The first paradox I want to look it is put forward by Nicholas Smith. It is an existential paradox known as "The no destination paradox":
1. Different locations of space exist.
2. But with time only the present exists.
3. The past did exist but it is gone now and cannot be accessed.
4. The future may come to exist but it does not exist now.
5. Surely one cannot go somewhere that doesn't exist.
6. Therefore one cannot time travel.
One can accept premise one that there are different spatial locations in existence. But one can argue that the past and future exist in as just a real sense as the present, and the reject premise two, three and four. Smith's concept of time is not universally accepted, and many see time as an additional dimension to space, to form four dimensions. Personally I also think this argument, as far as future time travel goes, leads to the conclusion that nobody can go forward in time at all no matter what speed, as then they would be going somewhere which doesn't exist. This seems very paradoxical in itself.
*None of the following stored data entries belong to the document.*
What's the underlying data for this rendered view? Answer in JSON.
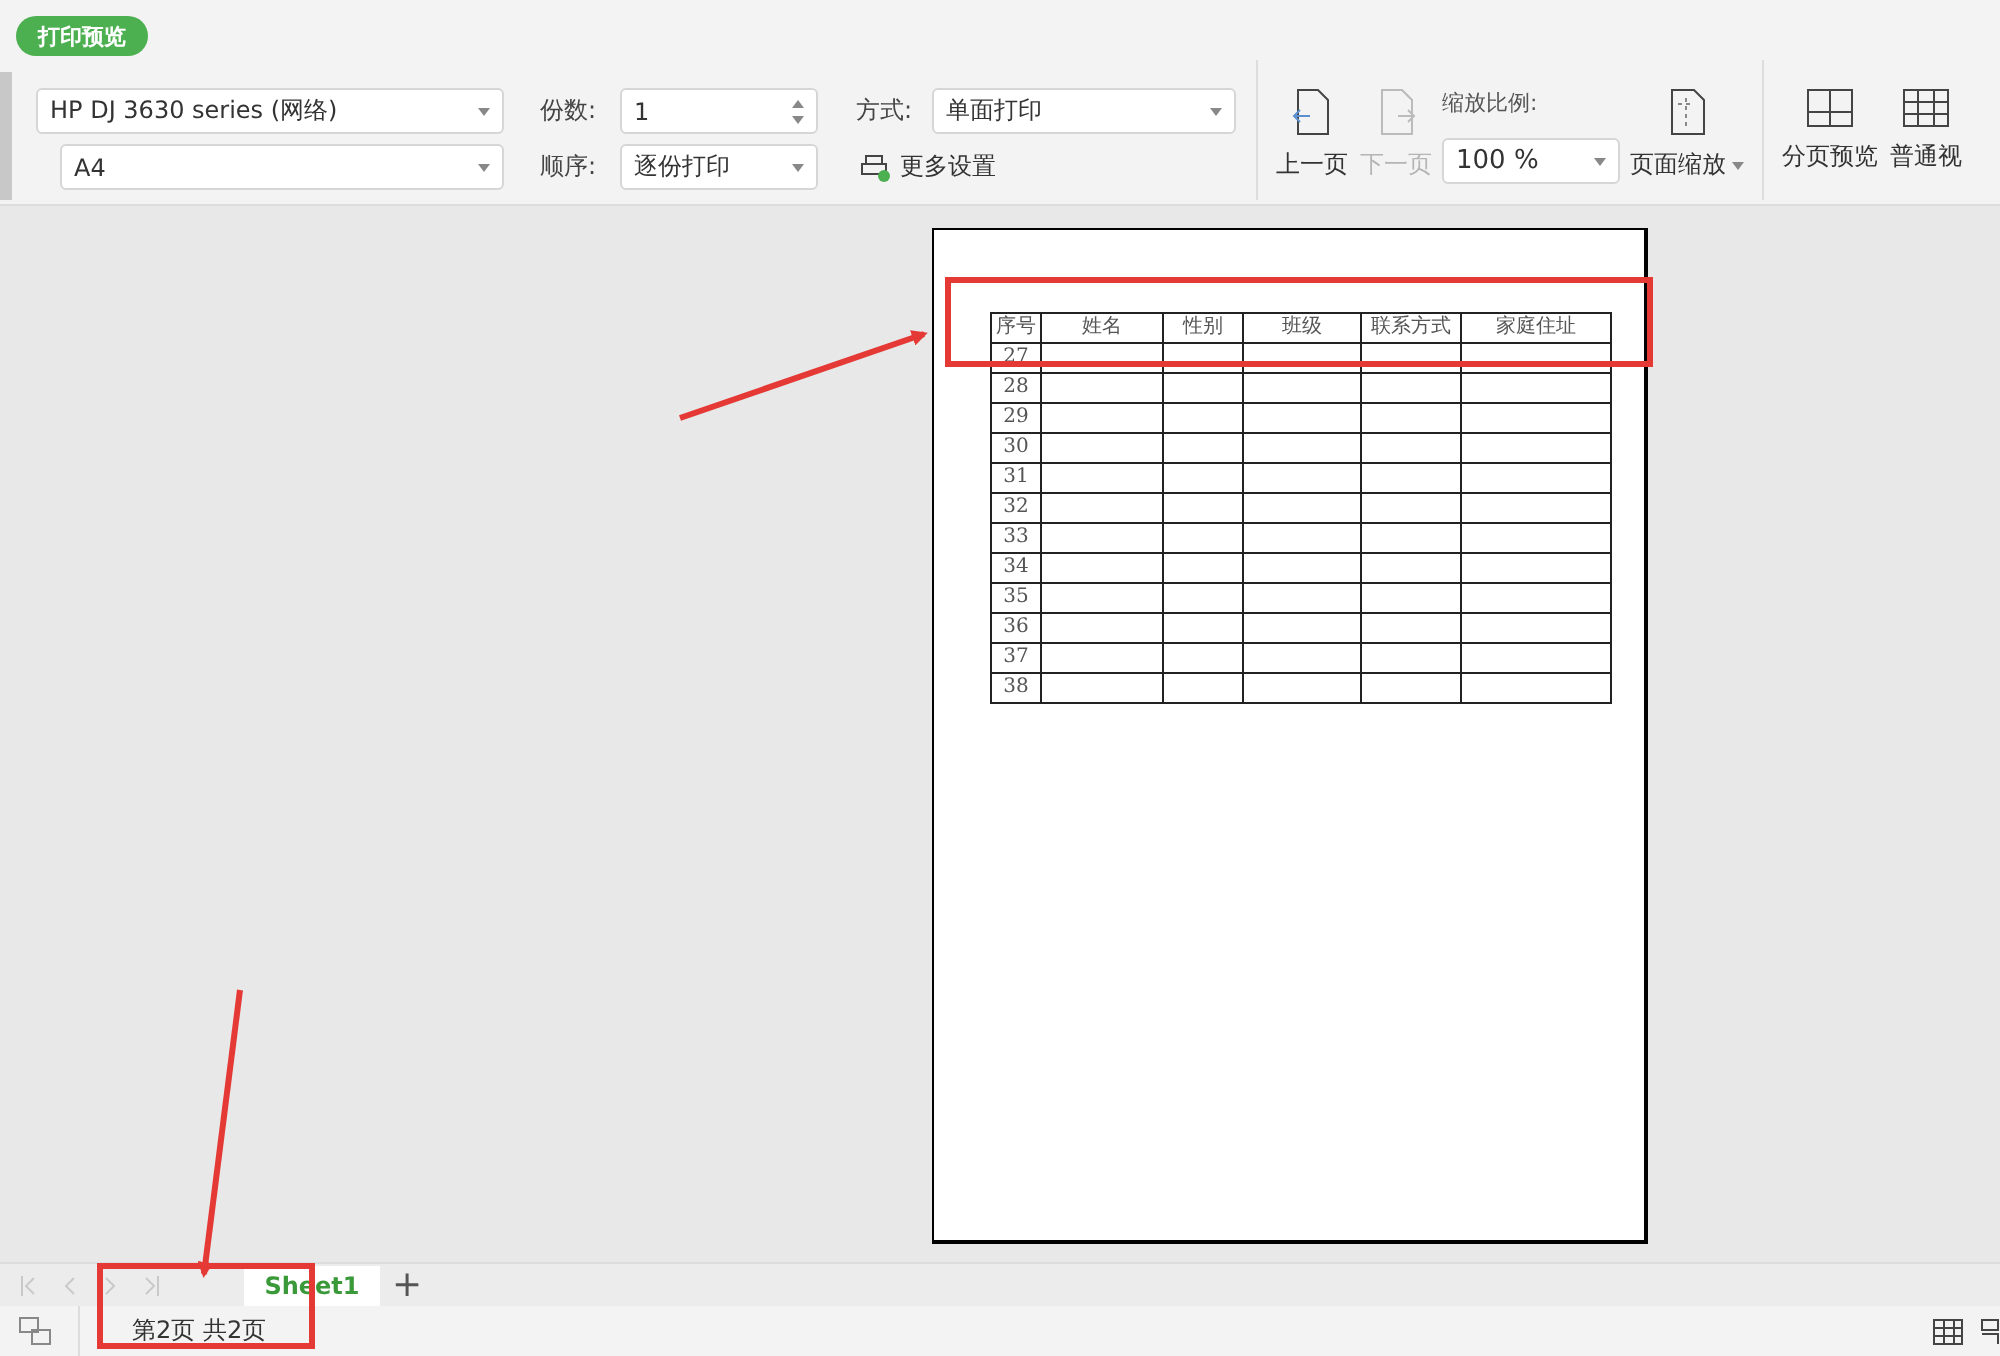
{
  "badge": "打印预览",
  "printer": {
    "value": "HP DJ 3630 series (网络)"
  },
  "paper": {
    "value": "A4"
  },
  "copies": {
    "label": "份数:",
    "value": "1"
  },
  "order": {
    "label": "顺序:",
    "value": "逐份打印"
  },
  "mode": {
    "label": "方式:",
    "value": "单面打印"
  },
  "more_settings": "更多设置",
  "nav": [
    {
      "label": "上一页",
      "disabled": false
    },
    {
      "label": "下一页",
      "disabled": true
    }
  ],
  "zoom": {
    "label": "缩放比例:",
    "value": "100 %"
  },
  "page_zoom": "页面缩放",
  "views": [
    {
      "label": "分页预览",
      "kind": "split"
    },
    {
      "label": "普通视",
      "kind": "grid"
    }
  ],
  "page": {
    "columns": [
      "序号",
      "姓名",
      "性别",
      "班级",
      "联系方式",
      "家庭住址"
    ],
    "rows": [
      "27",
      "28",
      "29",
      "30",
      "31",
      "32",
      "33",
      "34",
      "35",
      "36",
      "37",
      "38"
    ]
  },
  "sheet_tabs": [
    {
      "label": "Sheet1",
      "selected": true
    }
  ],
  "add_sheet": "+",
  "status": "第2页 共2页"
}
It ignores the fact that time changes (in a sense flows.) The second premisis should be that only the present exists at "any given moment of time" and this would not lead to the conclusion that time travel is impossible.
Another paradox to highlight is known as the "journey time problem" and can be summarized as follows:
1. All journeys take time.
2. So time journeys take time.
3. The time journey cannot occur in the same time order as the start and end of that time journey, since there is only one time order.
4. Therefore it is impossible to time travel.